One of the delightful sights in Africa is the myriad of brightly-colored fabrics that both men and women wear. The clothseller’s stall in the open market dazzles the eyes and challenges passersby to choose a length of cloth. In every town tailors and seamstresses stand ready to whip up the latest fashion on their treadle machines. Show them a picture of what you want and they work their magic.
But that’s for those who can afford it. Others go to the market and inspect used clothes bought at a port city in bales, then transported to towns by bus. These are your clothes, clothes you tired of that even the Salvation Army could not sell. Merchants lay them out on tarpaulins on the ground in stacks of similar items. These open-air shops are sometimes called the Dead White Men’s Market—the items are considered so nice that only a dead man would not want to keep them.
While living in Africa, I too, on many occasions, availed myself of this “garage sale.” Kneeling on the tarp to inspect the offerings, I would smile at comments made by the people around me. As Bible translators, my husband and I had learned the local language. My fellow shoppers did not realize I understood what they said. “Wow, look at that white woman. She must have found a good deal.” Then they would all gravitate to my corner.
Some items my friends chose to wear surprised me: furred hats with ear flaps worn in sweltering heat, lacy slips donned as blouses, and what I considered clashing patterns.
Romans 13:14 tells me I am to clothe myself with the Lord Jesus. Galatians 3:26 says “for all of you who were baptized into Christ have clothed yourselves with Christ.” We have taken off our rotten old grave clothes, as Jesus told Lazarus to do; Christ has bought us shiny, new white ones to wear. Now we can really live it up! Now we are all wearing the same outfit; we are one in Him, male and female, slave and free, black and white.

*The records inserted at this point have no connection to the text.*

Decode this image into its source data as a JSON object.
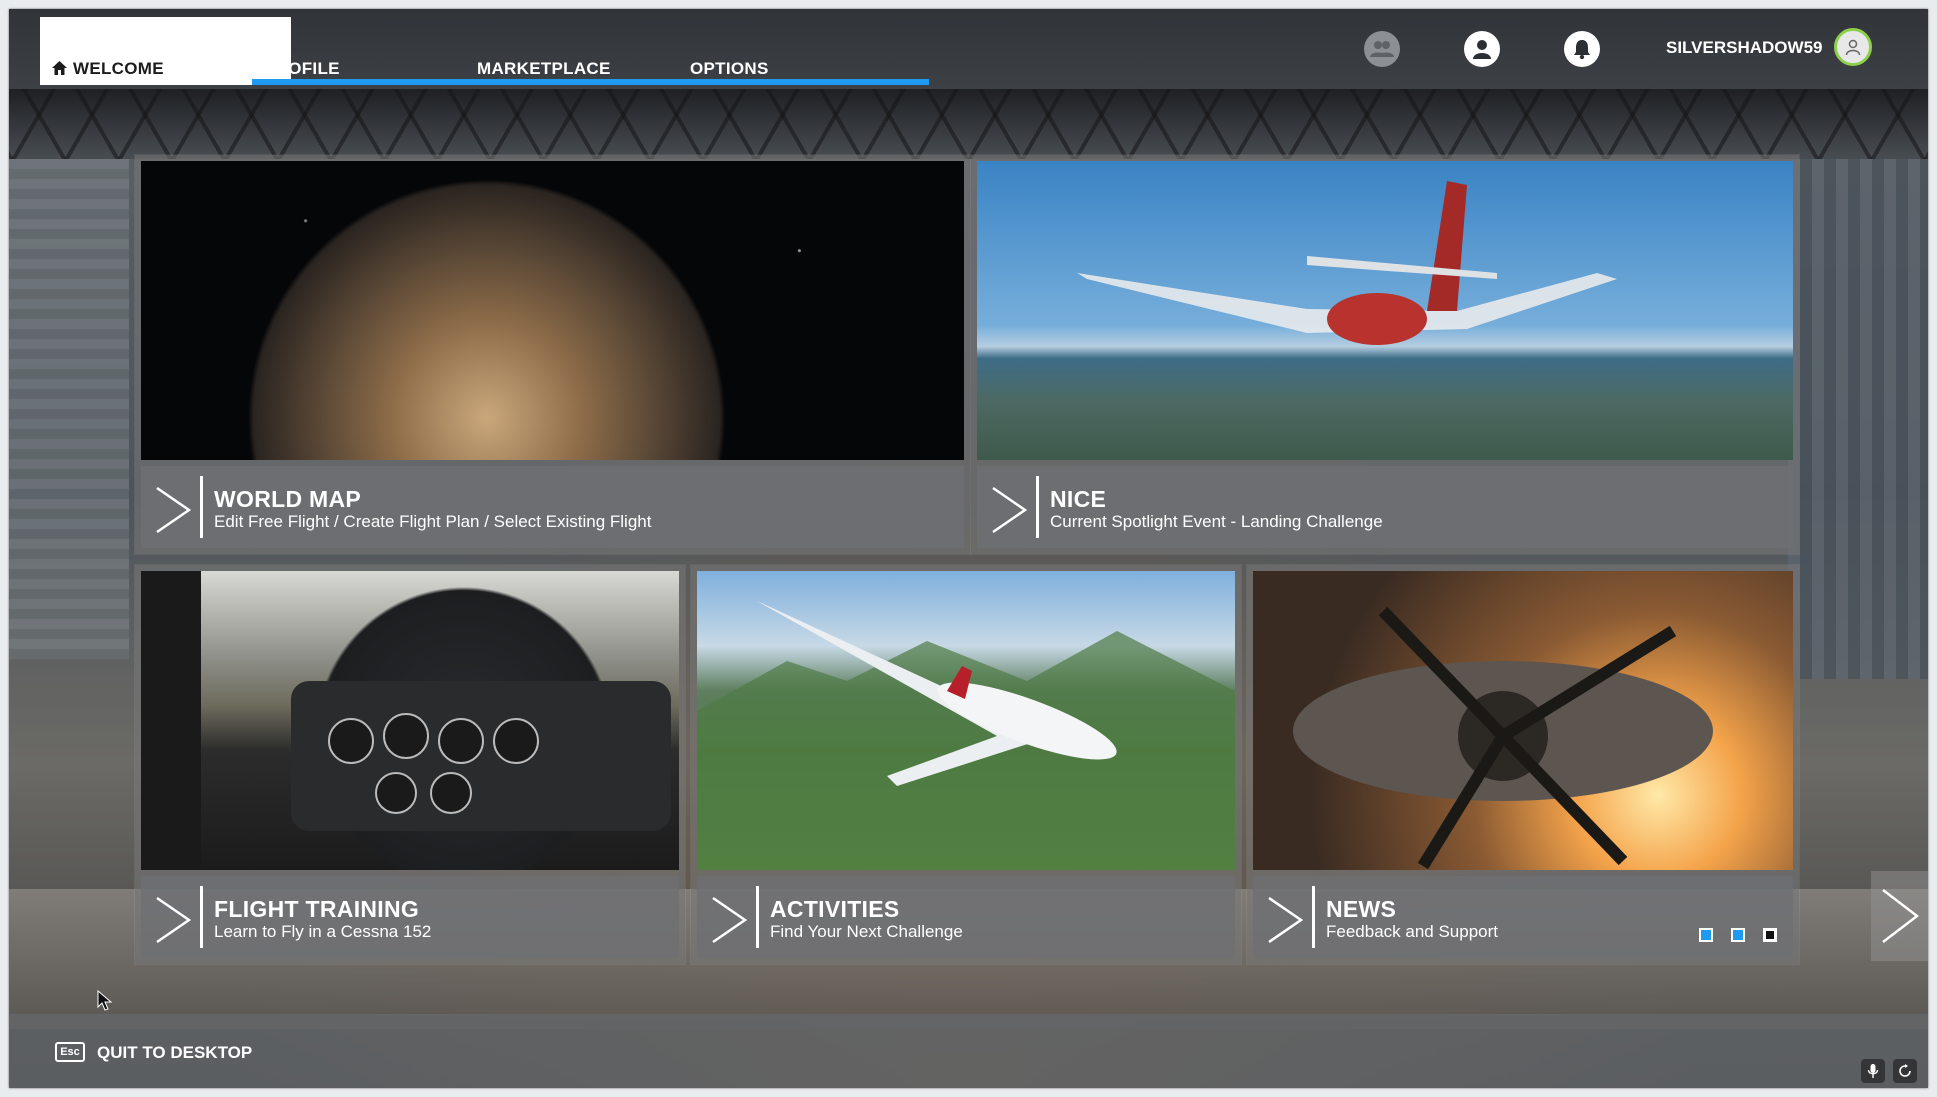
{
  "nav": {
    "tabs": [
      {
        "label": "WELCOME",
        "active": true
      },
      {
        "label": "PROFILE",
        "active": false
      },
      {
        "label": "MARKETPLACE",
        "active": false
      },
      {
        "label": "OPTIONS",
        "active": false
      }
    ],
    "username": "SILVERSHADOW59",
    "icons": [
      "friends-icon",
      "profile-icon",
      "notifications-icon",
      "avatar-icon"
    ]
  },
  "cards": [
    {
      "title": "WORLD MAP",
      "subtitle": "Edit Free Flight / Create Flight Plan / Select Existing Flight"
    },
    {
      "title": "NICE",
      "subtitle": "Current Spotlight Event - Landing Challenge"
    },
    {
      "title": "FLIGHT TRAINING",
      "subtitle": "Learn to Fly in a Cessna 152"
    },
    {
      "title": "ACTIVITIES",
      "subtitle": "Find Your Next Challenge"
    },
    {
      "title": "NEWS",
      "subtitle": "Feedback and Support",
      "page_dots": 3,
      "active_dot": 3
    }
  ],
  "footer": {
    "esc_key": "Esc",
    "quit_label": "QUIT TO DESKTOP"
  },
  "colors": {
    "accent": "#1e9bf0",
    "avatar_ring": "#8ed04c"
  }
}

What did that mean for me as a missionary—to “wear” Christ, to be one with my African friends? For one thing, I never wore slacks, and certainly not shorts, so as not to shock and offend. I kept only four or five outfits in my closet, mostly blouses and calf-length skirts, hoping I was, in a small way, identifying with their poverty.
Then one Sunday, a pastor, also our colleague in Bible translation, preached about being content. For African women, to wear several layers of wrap-around skirts is a sign of wealth. Some ladies had been hounding their husbands, he said, because they could not afford high-priced fabric for their clothing.
“Be satisfied with the medium-priced fabrics. At least,” he said, “you do not have to shop in the used clothing piles and wear those things that contain so little fabric...those, what do you call them—skirts? The ones...” he went on pressing his point as his eyes searched the congregation, “the ones...there, the ones like Madame Brinneman wears!” Our eyes met in approval. A rush of joy filled my heart. I was wearing the Lord Jesus and identifying with the very poor in a way I didn’t even realize.